Lung biopsy is rarely necessary unless bleeding is chronic or an etiology cannot be determined with other methods. Pulmonary function testing, including a determination of gas exchange, is important to assess the severity of the ventilatory defect. In older children, spirometry may demonstrate evidence of predominantly obstructive disease in the acute period. Restrictive disease secondary to fibrosis is typically seen with more chronic disease. Diffusion capacity of carbon monoxide measurements are typically elevated in the setting of pulmonary hemorrhage because of the strong affinity of the intra-alveolar hemoglobin for carbon monoxide.

Treatment

In the setting of massive blood loss, volume resuscitation and transfusion of blood products are necessary. Maintenance of adequate ventilation and circulatory function is crucial. Rigid bronchoscopy may be utilized for localization of bleeding and for removal of debris, but active bleeding may be exacerbated by airway manipulation. Flexible bronchoscopy and bronchoalveolar lavage may be required for diagnosis.

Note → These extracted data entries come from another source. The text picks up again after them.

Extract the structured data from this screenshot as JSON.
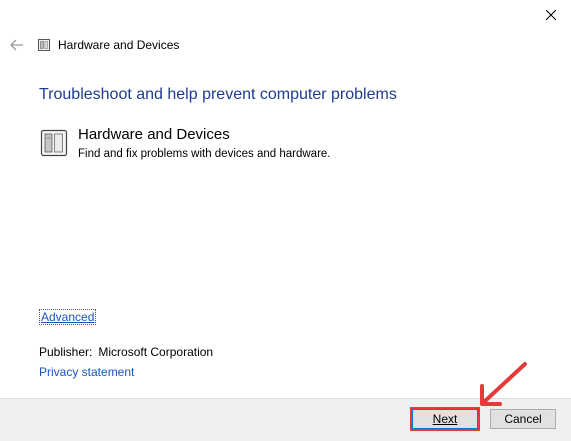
{
  "window": {
    "title": "Hardware and Devices"
  },
  "main": {
    "heading": "Troubleshoot and help prevent computer problems",
    "item": {
      "title": "Hardware and Devices",
      "description": "Find and fix problems with devices and hardware.",
      "icon": "hardware-device-icon"
    },
    "advanced_link": "Advanced",
    "publisher_label": "Publisher:",
    "publisher_value": "Microsoft Corporation",
    "privacy_link": "Privacy statement"
  },
  "footer": {
    "next_label": "Next",
    "cancel_label": "Cancel"
  },
  "colors": {
    "heading": "#1e3d8f",
    "link": "#1a56b8",
    "annotation": "#e53a3a",
    "footer_bg": "#f0f0f0"
  }
}
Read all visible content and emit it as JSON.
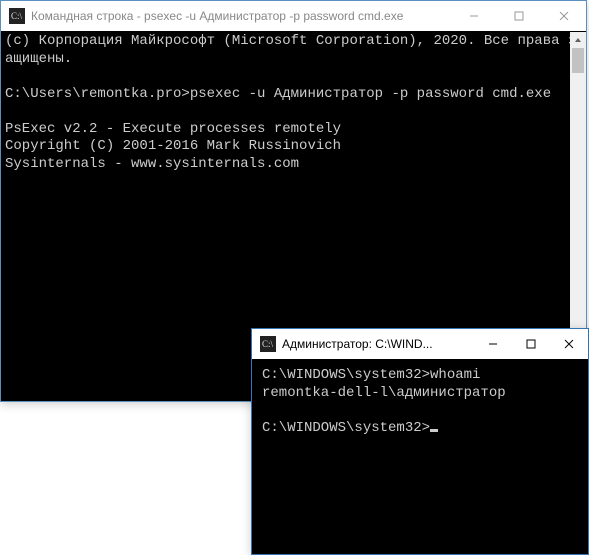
{
  "back_window": {
    "title": "Командная строка - psexec  -u Администратор -p password cmd.exe",
    "terminal": {
      "copyright1": "(c) Корпорация Майкрософт (Microsoft Corporation), 2020. Все права защищены.",
      "prompt1": "C:\\Users\\remontka.pro>psexec -u Администратор -p password cmd.exe",
      "psexec1": "PsExec v2.2 - Execute processes remotely",
      "psexec2": "Copyright (C) 2001-2016 Mark Russinovich",
      "psexec3": "Sysinternals - www.sysinternals.com"
    }
  },
  "front_window": {
    "title": "Администратор: C:\\WIND...",
    "terminal": {
      "line1_prompt": "C:\\WINDOWS\\system32>",
      "line1_cmd": "whoami",
      "line2": "remontka-dell-l\\администратор",
      "line3_prompt": "C:\\WINDOWS\\system32>"
    }
  },
  "controls": {
    "minimize": "—",
    "maximize": "▢",
    "close": "✕"
  }
}
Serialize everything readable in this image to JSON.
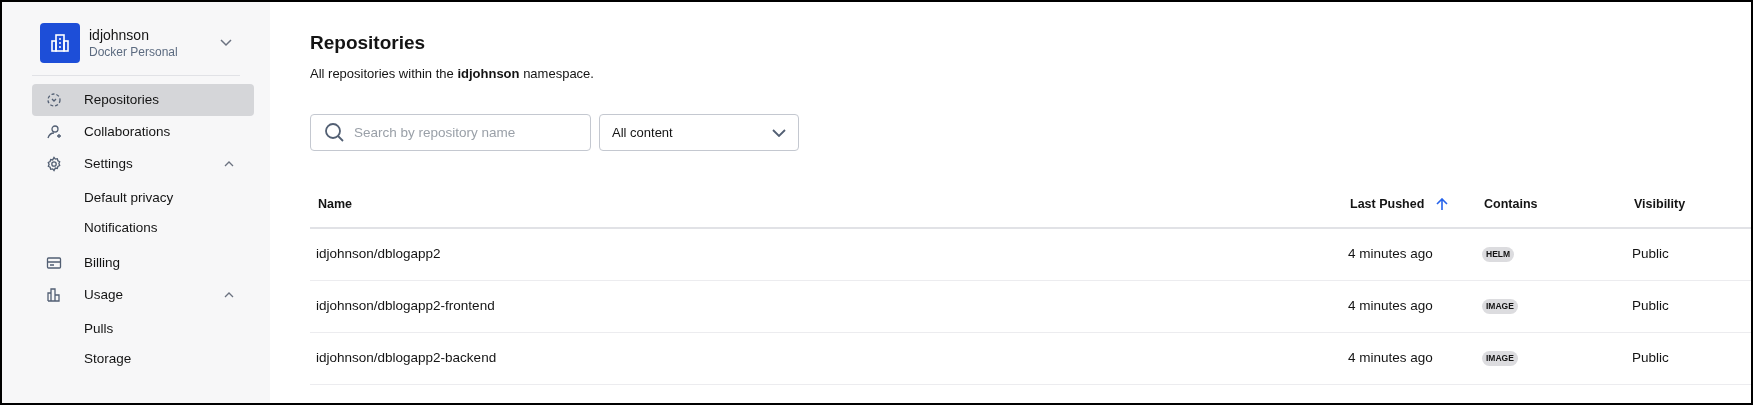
{
  "account": {
    "name": "idjohnson",
    "plan": "Docker Personal"
  },
  "sidebar": {
    "items": [
      {
        "label": "Repositories",
        "selected": true
      },
      {
        "label": "Collaborations",
        "selected": false
      },
      {
        "label": "Settings",
        "selected": false,
        "expanded": true,
        "children": [
          {
            "label": "Default privacy",
            "selected": false
          },
          {
            "label": "Notifications",
            "selected": false
          }
        ]
      },
      {
        "label": "Billing",
        "selected": false
      },
      {
        "label": "Usage",
        "selected": false,
        "expanded": true,
        "children": [
          {
            "label": "Pulls",
            "selected": false
          },
          {
            "label": "Storage",
            "selected": false
          }
        ]
      }
    ]
  },
  "page": {
    "title": "Repositories",
    "description": "All repositories within the **idjohnson** namespace."
  },
  "search": {
    "placeholder": "Search by repository name"
  },
  "filter": {
    "value": "All content"
  },
  "table": {
    "columns": [
      {
        "label": "Name",
        "sorted": false
      },
      {
        "label": "Last Pushed",
        "sorted": true
      },
      {
        "label": "Contains",
        "sorted": false
      },
      {
        "label": "Visibility",
        "sorted": false
      }
    ],
    "rows": [
      {
        "name": "idjohnson/dblogapp2",
        "last_pushed": "4 minutes ago",
        "contains": "HELM",
        "visibility": "Public"
      },
      {
        "name": "idjohnson/dblogapp2-frontend",
        "last_pushed": "4 minutes ago",
        "contains": "IMAGE",
        "visibility": "Public"
      },
      {
        "name": "idjohnson/dblogapp2-backend",
        "last_pushed": "4 minutes ago",
        "contains": "IMAGE",
        "visibility": "Public"
      }
    ]
  }
}
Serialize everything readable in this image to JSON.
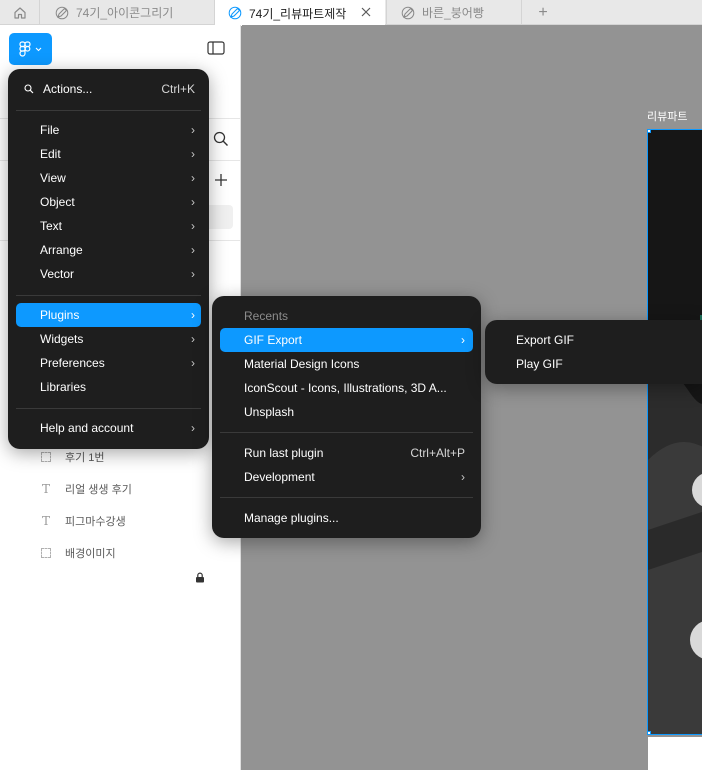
{
  "tabs": {
    "home_icon": "home-icon",
    "items": [
      {
        "label": "74기_아이콘그리기"
      },
      {
        "label": "74기_리뷰파트제작",
        "active": true
      },
      {
        "label": "바른_붕어빵"
      }
    ],
    "new_tab_symbol": "+"
  },
  "canvas": {
    "frame_label": "리뷰파트"
  },
  "layers": [
    {
      "name": "후기 1번",
      "type": "frame"
    },
    {
      "name": "리얼 생생 후기",
      "type": "text"
    },
    {
      "name": "피그마수강생",
      "type": "text"
    },
    {
      "name": "배경이미지",
      "type": "frame",
      "locked": true
    }
  ],
  "main_menu": {
    "actions": {
      "label": "Actions...",
      "shortcut": "Ctrl+K"
    },
    "group1": [
      {
        "label": "File"
      },
      {
        "label": "Edit"
      },
      {
        "label": "View"
      },
      {
        "label": "Object"
      },
      {
        "label": "Text"
      },
      {
        "label": "Arrange"
      },
      {
        "label": "Vector"
      }
    ],
    "group2": [
      {
        "label": "Plugins",
        "highlighted": true
      },
      {
        "label": "Widgets"
      },
      {
        "label": "Preferences"
      },
      {
        "label": "Libraries"
      }
    ],
    "help": {
      "label": "Help and account"
    }
  },
  "plugins_menu": {
    "recents_header": "Recents",
    "recents": [
      {
        "label": "GIF Export",
        "highlighted": true,
        "has_submenu": true
      },
      {
        "label": "Material Design Icons"
      },
      {
        "label": "IconScout - Icons, Illustrations, 3D A..."
      },
      {
        "label": "Unsplash"
      }
    ],
    "run_last": {
      "label": "Run last plugin",
      "shortcut": "Ctrl+Alt+P"
    },
    "development": {
      "label": "Development"
    },
    "manage": {
      "label": "Manage plugins..."
    }
  },
  "gif_menu": {
    "items": [
      {
        "label": "Export GIF"
      },
      {
        "label": "Play GIF"
      }
    ]
  },
  "colors": {
    "accent": "#0d99ff",
    "menu_bg": "#1e1e1e",
    "canvas_bg": "#939393"
  }
}
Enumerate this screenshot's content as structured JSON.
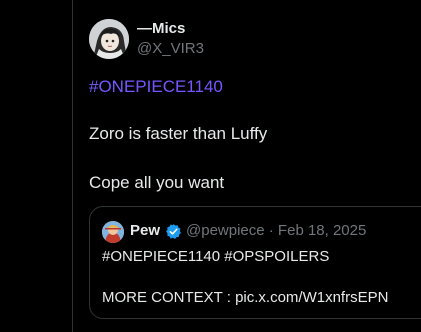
{
  "post": {
    "author": {
      "display_name": "—Mics",
      "handle": "@X_VIR3",
      "avatar_icon": "anime-character-avatar"
    },
    "hashtag": "#ONEPIECE1140",
    "line1": "Zoro is faster than Luffy",
    "line2": "Cope all you want"
  },
  "quote": {
    "author": {
      "display_name": "Pew",
      "meta": "@pewpiece · Feb 18, 2025",
      "avatar_icon": "anime-character-avatar",
      "verified_icon": "verified-badge-icon"
    },
    "text_line1": "#ONEPIECE1140 #OPSPOILERS",
    "text_line2": "MORE CONTEXT : pic.x.com/W1xnfrsEPN"
  },
  "colors": {
    "background": "#000000",
    "text": "#e7e9ea",
    "muted": "#71767b",
    "hashtag": "#7856ff",
    "verified": "#1d9bf0",
    "border": "#2f3336"
  }
}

Ideally, treatment is directed at the specific pathologic process responsible for the hemorrhage. When bronchiectasis is a known entity and a damaged artery can be localized, bronchial artery embolization is often the therapy of choice. If embolization fails, total or partial lobectomy may be required. Embolization is the initial treatment of choice for an arteriovenous malformation. In circumstances of diffuse hemorrhage, corticosteroids and other immunosuppressive agents have been shown to be of benefit. Transcatheter vaso-occlusive embolotherapy with detachable stainless-steel coils or other occlusive devices is the treatment of choice for pulmonary arteriovenous malformation (pulmonary AVM). Prognosis depends largely on the underlying disease process and the chronicity of bleeding.